It’s only been five years since Hyper Light Drifter released, but it feels like much longer. Fans immediately fell in love with the pixel-art action game, instantly elevating it to the indie-game hall of fame. That’s made the wait for developer Heart Machine’s follow-up feel especially long, as if we’ve been waiting over a decade for it to deliver another instant classic.
Heart Machine isn’t looking to do the same trick twice, and that became clear when I attended a demo event for its long-anticipated follow-up, Solar Ash. While its colors and atmosphere are familiar, the developer has made some fundamental shifts to its style. Solar Ash doesn’t dial in on hack-and-slash action like its predecessor. Instead, it’s entirely about movement — even during its most action-packed moments.
Figure skating in space
Solar Ash is a 3D action-adventure game where players explore gorgeous, surreal spaces. Despite ditching Hyper Light Drifter’s signature pixel style for smooth 3D textures, it’s still instantly recognizable as a Heart Machine game with its deep purples. Even its main character feels cut from the same cloth as the drifter.
The two games really start to separate as soon as the main character, Rei, starts moving. She essentially skates around the world, as if traveling on rollerblades. In the first moments of the demo, I saw her barreling down a cloudy slope. She quickly hops up an incline, breaks a rock to get some resources, and starts platforming on top of a massive alien rib cage poking out of the clouds.
Movement only got faster as the demo progressed, with Rei seamlessly stringing several actions together.
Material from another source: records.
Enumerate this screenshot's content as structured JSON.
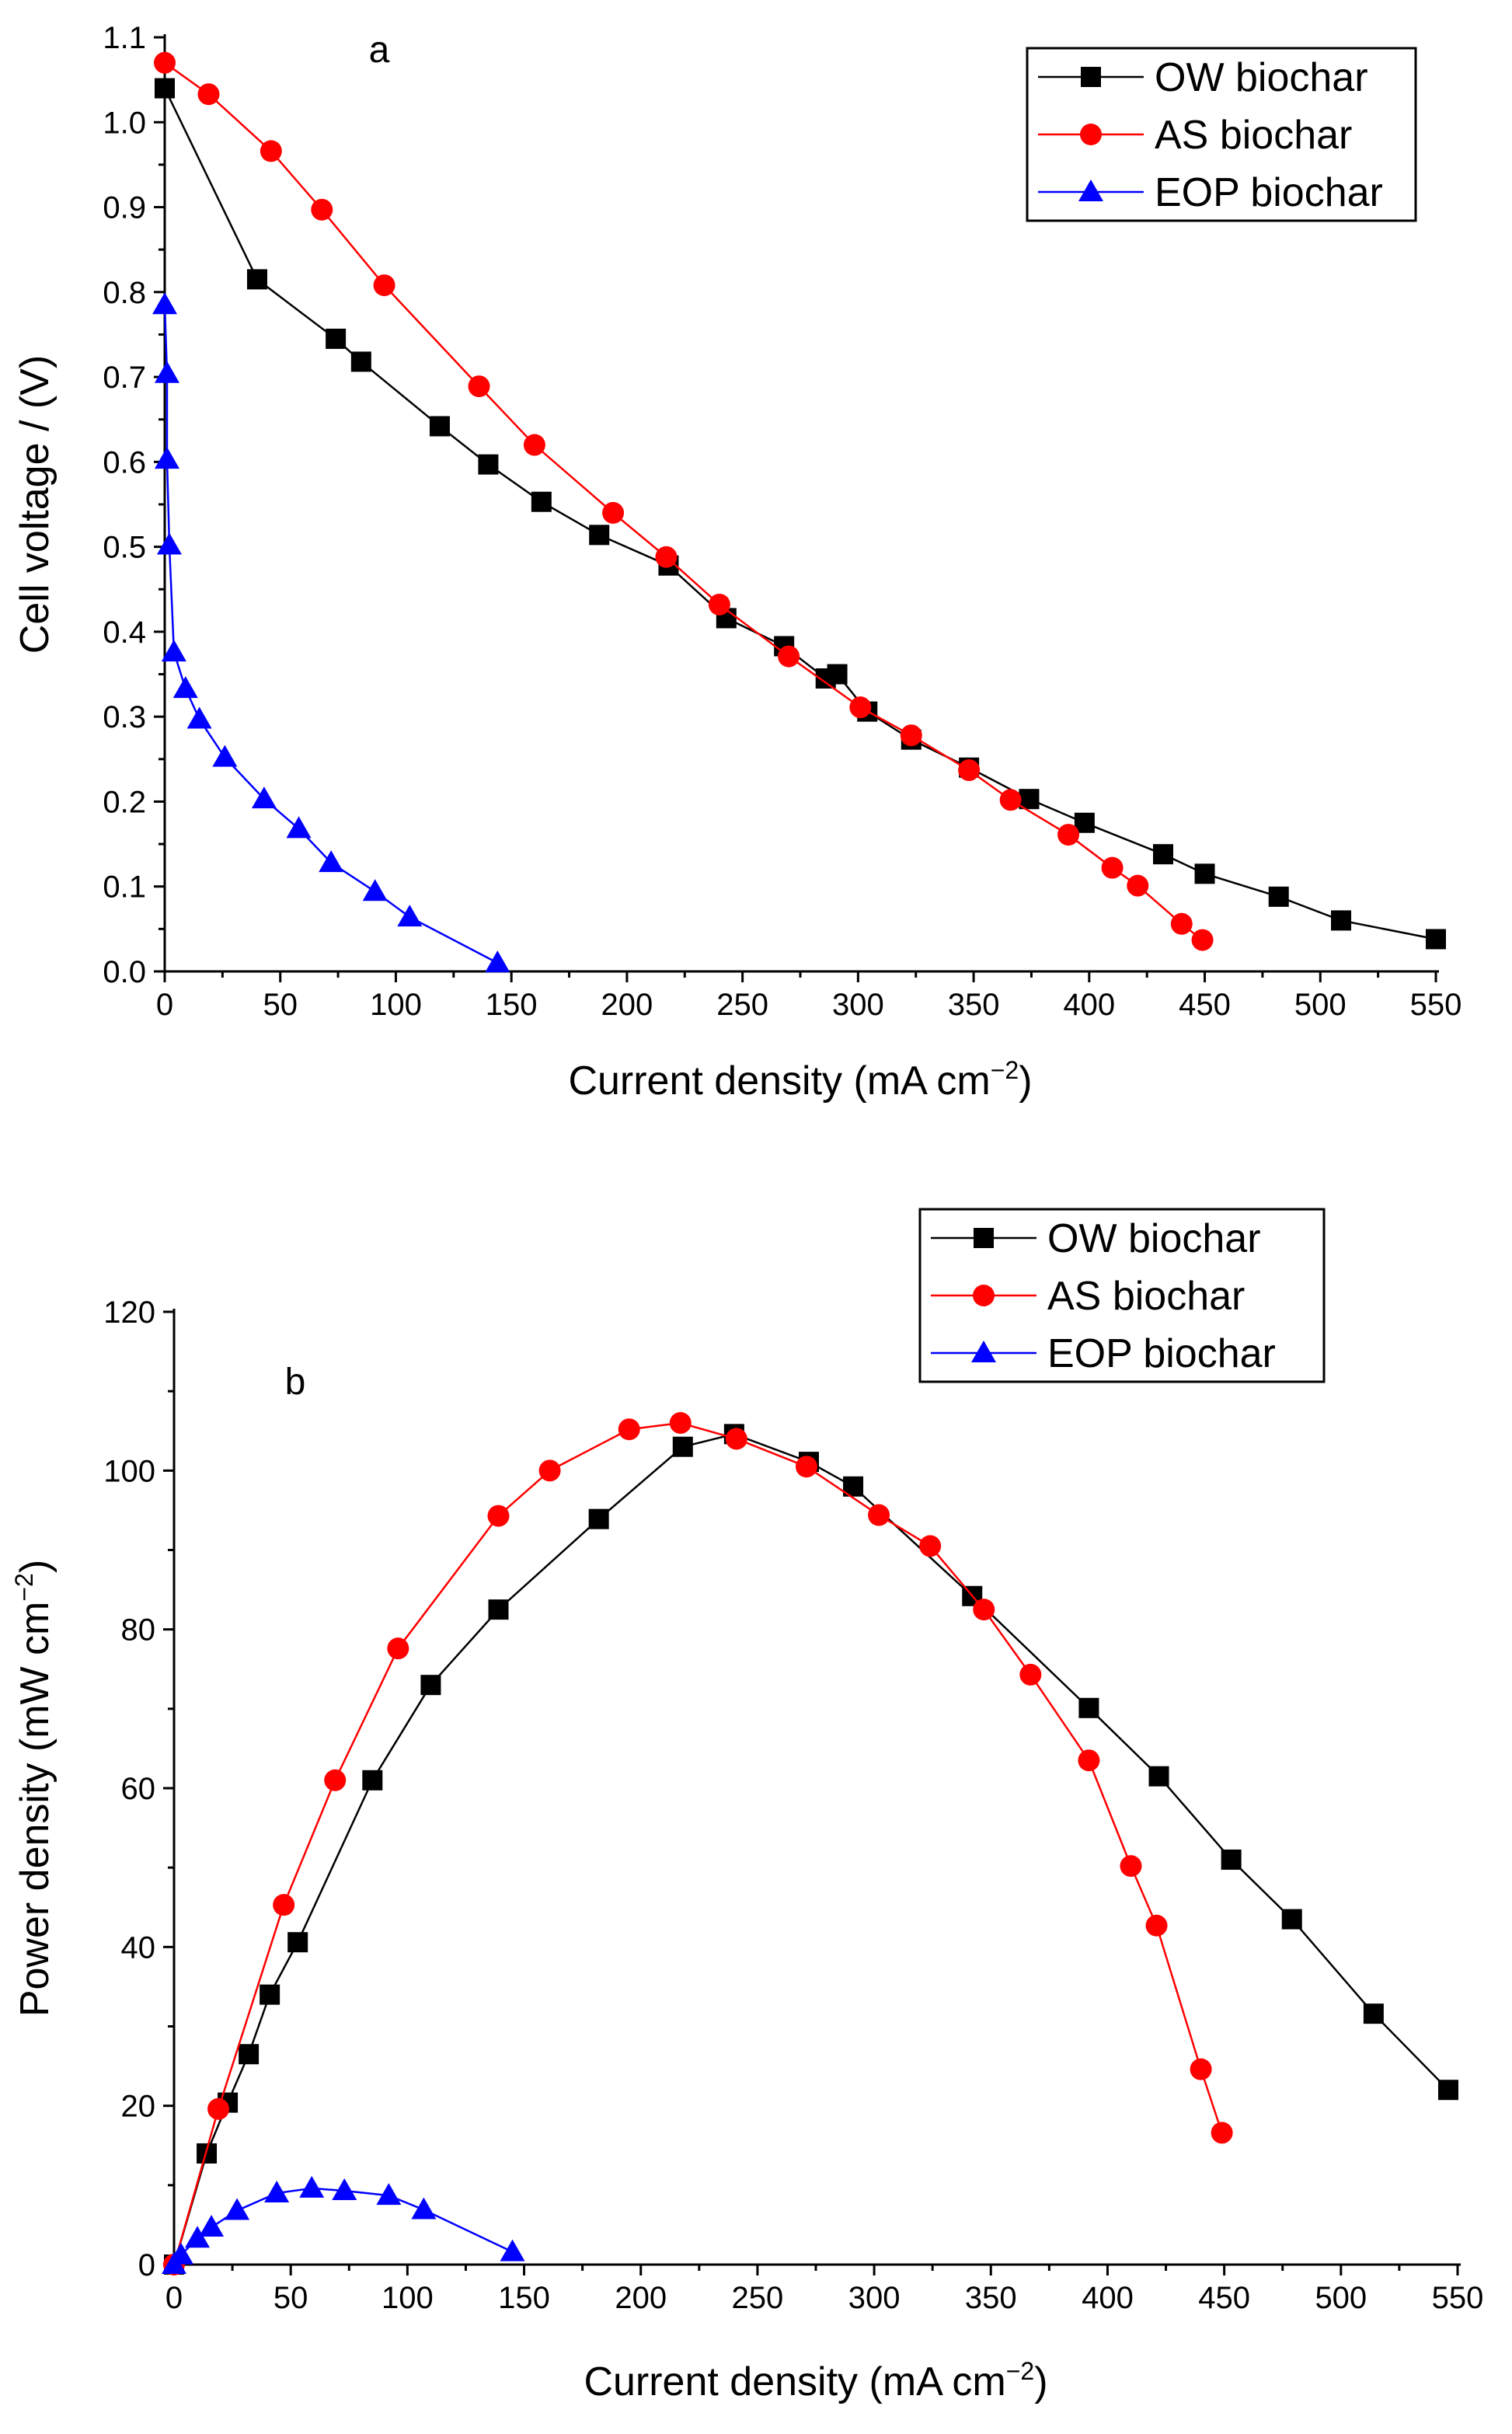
{
  "chart_data": [
    {
      "type": "line",
      "panel_label": "a",
      "xlabel": "Current density (mA cm",
      "xlabel_sup": "−2",
      "xlabel_end": ")",
      "ylabel": "Cell voltage / (V)",
      "xlim": [
        0,
        550
      ],
      "ylim": [
        0,
        1.1
      ],
      "x_ticks": [
        "0",
        "50",
        "100",
        "150",
        "200",
        "250",
        "300",
        "350",
        "400",
        "450",
        "500",
        "550"
      ],
      "y_ticks": [
        "0.0",
        "0.1",
        "0.2",
        "0.3",
        "0.4",
        "0.5",
        "0.6",
        "0.7",
        "0.8",
        "0.9",
        "1.0",
        "1.1"
      ],
      "legend": "top-right",
      "series": [
        {
          "name": "OW biochar",
          "color": "#000000",
          "marker": "square",
          "points": [
            [
              0,
              1.04
            ],
            [
              40,
              0.815
            ],
            [
              74,
              0.745
            ],
            [
              85,
              0.718
            ],
            [
              119,
              0.642
            ],
            [
              140,
              0.597
            ],
            [
              163,
              0.553
            ],
            [
              188,
              0.514
            ],
            [
              218,
              0.478
            ],
            [
              243,
              0.416
            ],
            [
              268,
              0.383
            ],
            [
              286,
              0.345
            ],
            [
              291,
              0.35
            ],
            [
              304,
              0.306
            ],
            [
              323,
              0.273
            ],
            [
              348,
              0.24
            ],
            [
              374,
              0.203
            ],
            [
              398,
              0.175
            ],
            [
              432,
              0.138
            ],
            [
              450,
              0.115
            ],
            [
              482,
              0.088
            ],
            [
              509,
              0.06
            ],
            [
              550,
              0.038
            ]
          ]
        },
        {
          "name": "AS biochar",
          "color": "#ff0000",
          "marker": "circle",
          "points": [
            [
              0,
              1.07
            ],
            [
              19,
              1.033
            ],
            [
              46,
              0.966
            ],
            [
              68,
              0.897
            ],
            [
              95,
              0.808
            ],
            [
              136,
              0.689
            ],
            [
              160,
              0.62
            ],
            [
              194,
              0.54
            ],
            [
              217,
              0.488
            ],
            [
              240,
              0.432
            ],
            [
              270,
              0.371
            ],
            [
              301,
              0.311
            ],
            [
              323,
              0.278
            ],
            [
              348,
              0.237
            ],
            [
              366,
              0.202
            ],
            [
              391,
              0.161
            ],
            [
              410,
              0.122
            ],
            [
              421,
              0.101
            ],
            [
              440,
              0.056
            ],
            [
              449,
              0.037
            ]
          ]
        },
        {
          "name": "EOP biochar",
          "color": "#0000ff",
          "marker": "triangle",
          "points": [
            [
              0,
              0.785
            ],
            [
              1,
              0.704
            ],
            [
              1,
              0.603
            ],
            [
              2,
              0.502
            ],
            [
              4,
              0.376
            ],
            [
              9,
              0.333
            ],
            [
              15,
              0.297
            ],
            [
              26,
              0.252
            ],
            [
              43,
              0.203
            ],
            [
              58,
              0.168
            ],
            [
              72,
              0.128
            ],
            [
              91,
              0.094
            ],
            [
              106,
              0.064
            ],
            [
              144,
              0.01
            ]
          ]
        }
      ]
    },
    {
      "type": "line",
      "panel_label": "b",
      "xlabel": "Current density (mA cm",
      "xlabel_sup": "−2",
      "xlabel_end": ")",
      "ylabel": "Power density (mW cm",
      "ylabel_sup": "−2",
      "ylabel_end": ")",
      "xlim": [
        0,
        550
      ],
      "ylim": [
        0,
        120
      ],
      "x_ticks": [
        "0",
        "50",
        "100",
        "150",
        "200",
        "250",
        "300",
        "350",
        "400",
        "450",
        "500",
        "550"
      ],
      "y_ticks": [
        "0",
        "20",
        "40",
        "60",
        "80",
        "100",
        "120"
      ],
      "legend": "top-right",
      "series": [
        {
          "name": "OW biochar",
          "color": "#000000",
          "marker": "square",
          "points": [
            [
              0,
              0
            ],
            [
              14,
              14
            ],
            [
              23,
              20.4
            ],
            [
              32,
              26.5
            ],
            [
              41,
              34
            ],
            [
              53,
              40.6
            ],
            [
              85,
              61
            ],
            [
              110,
              73
            ],
            [
              139,
              82.5
            ],
            [
              182,
              93.9
            ],
            [
              218,
              103
            ],
            [
              240,
              104.6
            ],
            [
              272,
              101.1
            ],
            [
              291,
              98
            ],
            [
              342,
              84.2
            ],
            [
              392,
              70.1
            ],
            [
              422,
              61.5
            ],
            [
              453,
              51
            ],
            [
              479,
              43.5
            ],
            [
              514,
              31.6
            ],
            [
              546,
              22
            ]
          ]
        },
        {
          "name": "AS biochar",
          "color": "#ff0000",
          "marker": "circle",
          "points": [
            [
              0,
              0
            ],
            [
              19,
              19.6
            ],
            [
              47,
              45.3
            ],
            [
              69,
              61
            ],
            [
              96,
              77.6
            ],
            [
              139,
              94.3
            ],
            [
              161,
              100
            ],
            [
              195,
              105.2
            ],
            [
              217,
              106
            ],
            [
              241,
              104
            ],
            [
              271,
              100.5
            ],
            [
              302,
              94.4
            ],
            [
              324,
              90.5
            ],
            [
              347,
              82.5
            ],
            [
              367,
              74.3
            ],
            [
              392,
              63.5
            ],
            [
              410,
              50.2
            ],
            [
              421,
              42.7
            ],
            [
              440,
              24.6
            ],
            [
              449,
              16.6
            ]
          ]
        },
        {
          "name": "EOP biochar",
          "color": "#0000ff",
          "marker": "triangle",
          "points": [
            [
              0,
              0
            ],
            [
              3,
              1.2
            ],
            [
              10,
              3.3
            ],
            [
              16,
              4.7
            ],
            [
              27,
              6.8
            ],
            [
              44,
              9
            ],
            [
              59,
              9.6
            ],
            [
              73,
              9.3
            ],
            [
              92,
              8.7
            ],
            [
              107,
              6.9
            ],
            [
              145,
              1.6
            ]
          ]
        }
      ]
    }
  ]
}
In one room, she dashes up a staircase, slashes a switch, tethers across a gap to slash another, and twists around in the air to stab an eye-like door. It all plays out like a cosmic figure-skating routine.
While Solar Ash largely prioritizes fluid platforming over combat, players do still have enemies to slash. However, even battles are more about movement than racking up hits (there’s no combo meter or score system in the game). The demoist doesn’t stop to fight an enemy but rather launches Rei at them mid-skate, using her momentum to carry forward into a series of slashes. The developers note that enemies play an important role in traversal puzzles, whether as obstacles or as signals for where players need to move next.
The most exciting moment of the demo comes at the very end when Rei stumbles on a boss. In a tribute to Super Mario Galaxy, Rei lands on a small planet that she can fully run around. A giant monster lands on the planet — and we’re talking really big. It’s a black, centipede-like beast with a big, bony spine covering it. In order to do damage to it, Rei jumps up on its back and starts dashing from vertebrae to vertebrae. As she moves, she slashes beacons, which keep the monster from knocking her off. After successfully snaking around its body, she finds a weak point and plunges a staff down into it.
The sequence is reminiscent of Shadow of the Colossus, where Rei needs to navigate a large-scale combat puzzle to win. Just replace the slow, careful climbing with fast-paced skating. Heart Machine notes that the monster I saw is actually the smallest in the game by a long shot, so Rei will skate across some pretty gargantuan creatures during her journey.
Heart Machine mentioned speedrunning at various points during the demo, and that inspiration really shows. The bits I saw were fast and fluid, with Rei rarely stopping to move unless it was to talk to an NPC or upgrade her gear. The game features timed challenges, too, forcing players to master its movement to proceed. There’s one moment during the demo session that best encapsulates what players can expect from Solar Ash. At one point, a developer invokes the master of speed himself, Sonic, joking that she’s “gotta go fast.”
Solar Ash launches on October 26 for PlayStation 4, PS5, and PC via the Epic Games Store.